Monday, July 2, 2007

Shawn Bradley: Not as bad as you think

The other day, the Philadelphia Inquirer had a reader poll asking "Who is the 76ers' worst draft pick ever?" Not surprisingly, Shawn Bradley "won" by a substantial margin--he had 55%, and his nearest "competitor," Sharone Wright had 12%.

I'm not quite sure how, but somehow I've become Shawn Bradley's unofficial defender in too many of these conversations. And in that capacity, I need to tell you that Shawn Bradley was not as bad as you think.

Yes, he was the second pick in the NBA draft. No, he never became an all-star. On the other hand, he did have a very productive twelve-year NBA career. Per 40 minutes, he averaged 13.8 points (46% FG), 10.8 rebounds, and 4.3 blocks. If he had been picked fifth in the draft, then no one would have anything but nice things to say about his career (well, except for the other NBA players who got caught in the jaw by his sharp elbows).

Plenty of solid players came out of his draft in 1993, but other than Chris Webber and Anfernee Hardaway in their primes (injuries really did a number on both of their careers) there really aren't any other players from the draft that make you ask, "How could the Sixers have ever taken Bradley over [Player X]." I'd say the other top players from the 1993 draft were Jamal Mashburn (4th pick), Isaiah Rider (5th pick), Allen Houston (11th pick), Sam Cassell (24th pick), Nick Van Exel (10th pick in the 2nd round), and George Lynch (12th pick), with Calbert Cheaney, Rodney Rogers, Lindsey Hunter, and Ervin Johnson also having nice careers.

[I wasn't sure whether or not to include Vin Baker in the list of players who had nice careers-- at his best, he was an all-star, but he had a very troubled career in many respects. Evaluate him however you want.]

By comparison, Sharone Wright had a much less successful career. He was drafted 6th in the 1994 draft, one year after Shawn Bradley had been chosen. Per 40 minutes, he averaged 17.4 points (46% FG), 9.0 rebounds, and 1.8 blocks.
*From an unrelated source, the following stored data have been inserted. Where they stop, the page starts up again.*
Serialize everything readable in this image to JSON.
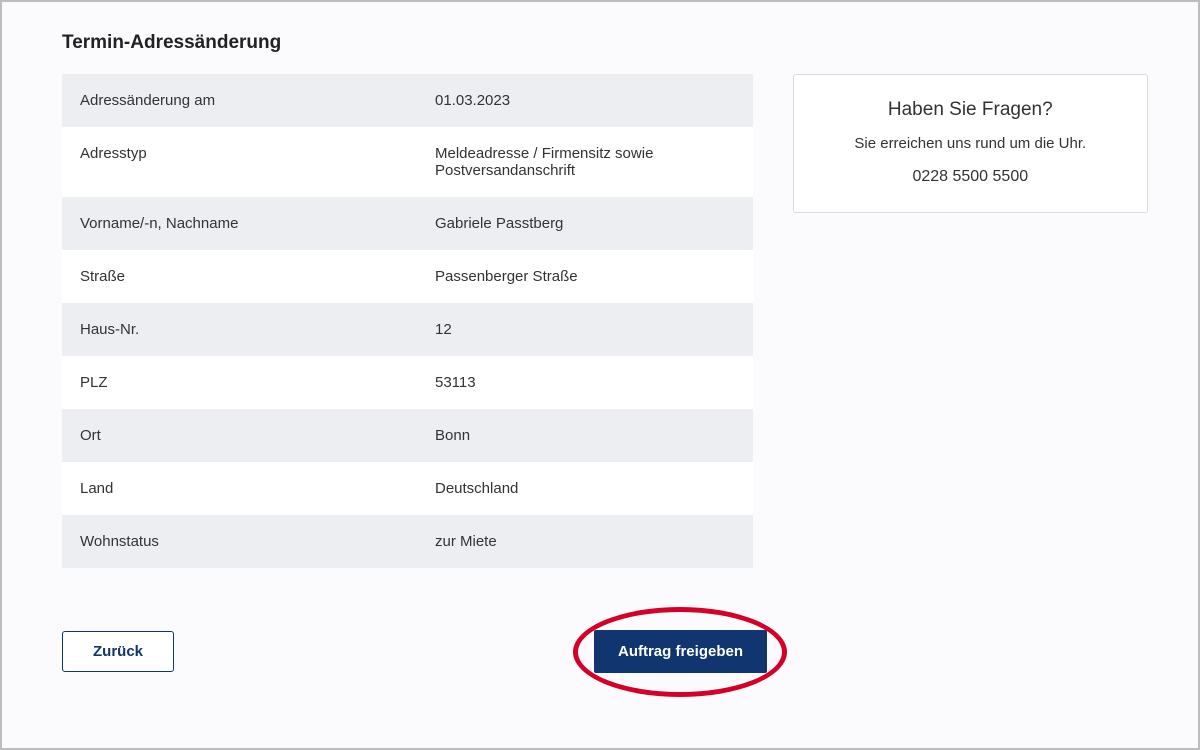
{
  "page": {
    "title": "Termin-Adressänderung"
  },
  "rows": [
    {
      "label": "Adressänderung am",
      "value": "01.03.2023"
    },
    {
      "label": "Adresstyp",
      "value": "Meldeadresse / Firmensitz sowie Postversandanschrift"
    },
    {
      "label": "Vorname/-n, Nachname",
      "value": "Gabriele Passtberg"
    },
    {
      "label": "Straße",
      "value": "Passenberger Straße"
    },
    {
      "label": "Haus-Nr.",
      "value": "12"
    },
    {
      "label": "PLZ",
      "value": "53113"
    },
    {
      "label": "Ort",
      "value": "Bonn"
    },
    {
      "label": "Land",
      "value": "Deutschland"
    },
    {
      "label": "Wohnstatus",
      "value": "zur Miete"
    }
  ],
  "sidebar": {
    "title": "Haben Sie Fragen?",
    "subtitle": "Sie erreichen uns rund um die Uhr.",
    "phone": "0228 5500 5500"
  },
  "actions": {
    "back": "Zurück",
    "submit": "Auftrag freigeben"
  }
}
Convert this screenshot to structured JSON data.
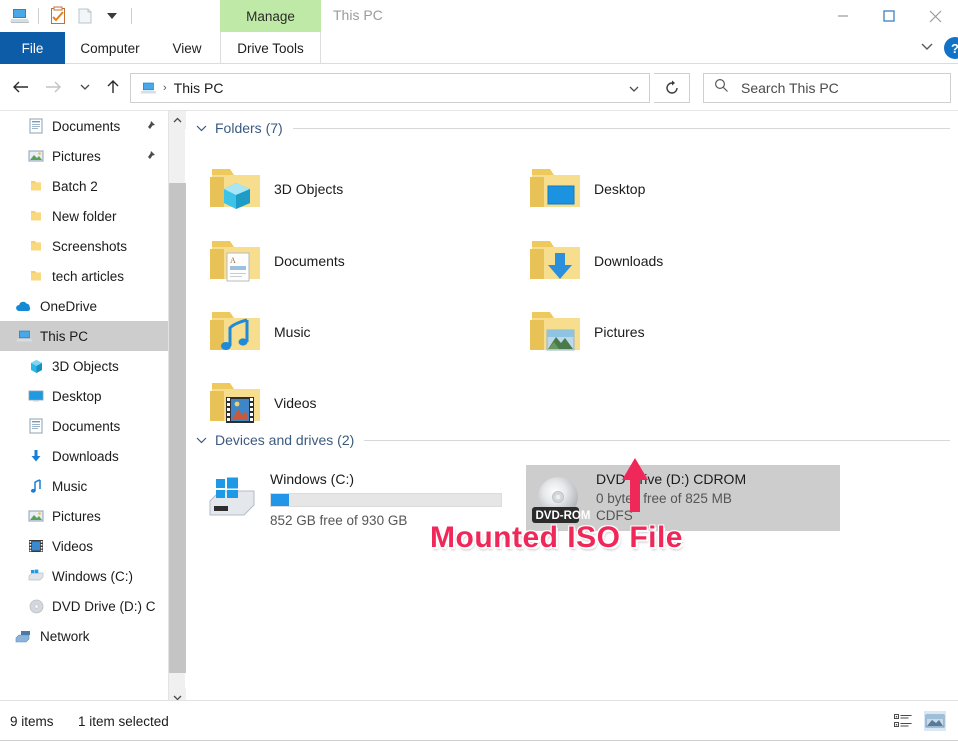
{
  "window": {
    "title": "This PC",
    "manage_tab": "Manage",
    "quick_access": [
      {
        "name": "this-pc-icon",
        "label": "This PC"
      },
      {
        "name": "properties-icon",
        "label": "Properties"
      },
      {
        "name": "new-folder-icon",
        "label": "New folder"
      },
      {
        "name": "customize-qat-icon",
        "label": "Customize Quick Access Toolbar"
      }
    ],
    "controls": {
      "minimize": "Minimize",
      "maximize": "Maximize",
      "close": "Close",
      "ribbon_expand": "Expand the Ribbon",
      "help": "?"
    }
  },
  "ribbon": {
    "tabs": [
      {
        "label": "File",
        "id": "file"
      },
      {
        "label": "Computer",
        "id": "computer"
      },
      {
        "label": "View",
        "id": "view"
      },
      {
        "label": "Drive Tools",
        "id": "drive-tools"
      }
    ]
  },
  "addressbar": {
    "back": "Back",
    "forward": "Forward",
    "recent": "Recent locations",
    "up": "Up",
    "breadcrumb": "This PC",
    "separator": "›",
    "refresh": "Refresh",
    "search_placeholder": "Search This PC"
  },
  "sidebar": {
    "items": [
      {
        "label": "Documents",
        "icon": "documents-icon",
        "indent": 1,
        "pinned": true,
        "selected": false
      },
      {
        "label": "Pictures",
        "icon": "pictures-icon",
        "indent": 1,
        "pinned": true,
        "selected": false
      },
      {
        "label": "Batch 2",
        "icon": "folder-icon",
        "indent": 1,
        "pinned": false,
        "selected": false
      },
      {
        "label": "New folder",
        "icon": "folder-icon",
        "indent": 1,
        "pinned": false,
        "selected": false
      },
      {
        "label": "Screenshots",
        "icon": "folder-icon",
        "indent": 1,
        "pinned": false,
        "selected": false
      },
      {
        "label": "tech articles",
        "icon": "folder-icon",
        "indent": 1,
        "pinned": false,
        "selected": false
      },
      {
        "label": "OneDrive",
        "icon": "onedrive-icon",
        "indent": 0,
        "pinned": false,
        "selected": false
      },
      {
        "label": "This PC",
        "icon": "this-pc-icon",
        "indent": 0,
        "pinned": false,
        "selected": true
      },
      {
        "label": "3D Objects",
        "icon": "3d-objects-icon",
        "indent": 1,
        "pinned": false,
        "selected": false
      },
      {
        "label": "Desktop",
        "icon": "desktop-icon",
        "indent": 1,
        "pinned": false,
        "selected": false
      },
      {
        "label": "Documents",
        "icon": "documents-icon",
        "indent": 1,
        "pinned": false,
        "selected": false
      },
      {
        "label": "Downloads",
        "icon": "downloads-icon",
        "indent": 1,
        "pinned": false,
        "selected": false
      },
      {
        "label": "Music",
        "icon": "music-icon",
        "indent": 1,
        "pinned": false,
        "selected": false
      },
      {
        "label": "Pictures",
        "icon": "pictures-icon",
        "indent": 1,
        "pinned": false,
        "selected": false
      },
      {
        "label": "Videos",
        "icon": "videos-icon",
        "indent": 1,
        "pinned": false,
        "selected": false
      },
      {
        "label": "Windows (C:)",
        "icon": "hdd-icon",
        "indent": 1,
        "pinned": false,
        "selected": false
      },
      {
        "label": "DVD Drive (D:) C",
        "icon": "dvd-icon",
        "indent": 1,
        "pinned": false,
        "selected": false
      },
      {
        "label": "Network",
        "icon": "network-icon",
        "indent": 0,
        "pinned": false,
        "selected": false
      }
    ]
  },
  "content": {
    "folders_section": {
      "title": "Folders (7)",
      "items": [
        {
          "label": "3D Objects",
          "icon": "folder-3d-objects-icon"
        },
        {
          "label": "Desktop",
          "icon": "folder-desktop-icon"
        },
        {
          "label": "Documents",
          "icon": "folder-documents-icon"
        },
        {
          "label": "Downloads",
          "icon": "folder-downloads-icon"
        },
        {
          "label": "Music",
          "icon": "folder-music-icon"
        },
        {
          "label": "Pictures",
          "icon": "folder-pictures-icon"
        },
        {
          "label": "Videos",
          "icon": "folder-videos-icon"
        }
      ]
    },
    "devices_section": {
      "title": "Devices and drives (2)",
      "drives": [
        {
          "name": "Windows (C:)",
          "icon": "windows-hdd-icon",
          "capacity_text": "852 GB free of 930 GB",
          "used_percent": 8,
          "selected": false
        },
        {
          "name": "DVD Drive (D:) CDROM",
          "icon": "dvd-rom-icon",
          "badge": "DVD-ROM",
          "capacity_text": "0 bytes free of 825 MB",
          "filesystem": "CDFS",
          "selected": true
        }
      ]
    }
  },
  "annotation": {
    "text": "Mounted ISO File",
    "color": "#f0285a",
    "arrow": "arrow-up"
  },
  "statusbar": {
    "item_count": "9 items",
    "selection": "1 item selected",
    "views": [
      {
        "name": "details-view-button",
        "label": "Details view",
        "active": false
      },
      {
        "name": "large-icons-view-button",
        "label": "Large icons view",
        "active": true
      }
    ]
  },
  "colors": {
    "file_tab": "#0c5ca8",
    "manage_tab": "#bfe9a6",
    "selection": "#cdcdcd",
    "section_header": "#3b5a80",
    "progress_blue": "#2196e8",
    "annotation_pink": "#f0285a"
  }
}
Per 40 minutes he also averaged slightly fewer assists and steals, and slightly more turnovers than Bradley. Plus, he only managed to stay in the NBA for four seasons. Clearly, Shawn Bradley was the superior player (or, at least, NBA GMs thought so). That said, the Sixers management might have been hard pressed to have made a better selection that year--the 1994 draft was not particularly deep. The only players chosen after Wright who went on to have good NBA careers were Brian Grant, Eddie Jones, Jalen Rose, Aaron Mckie, Lamond Murray, Eric Piatkowski, Wesley Person, and Charlie Ward.

Shawn Bradley wasn't the best 2nd pick ever made in the NBA draft, but his reputation in Philadelphia really suffers from the unrealistic expectations that surrounded him at the time of the draft. When it comes to Shawn Bradley, just remember: He wasn't as bad as you think.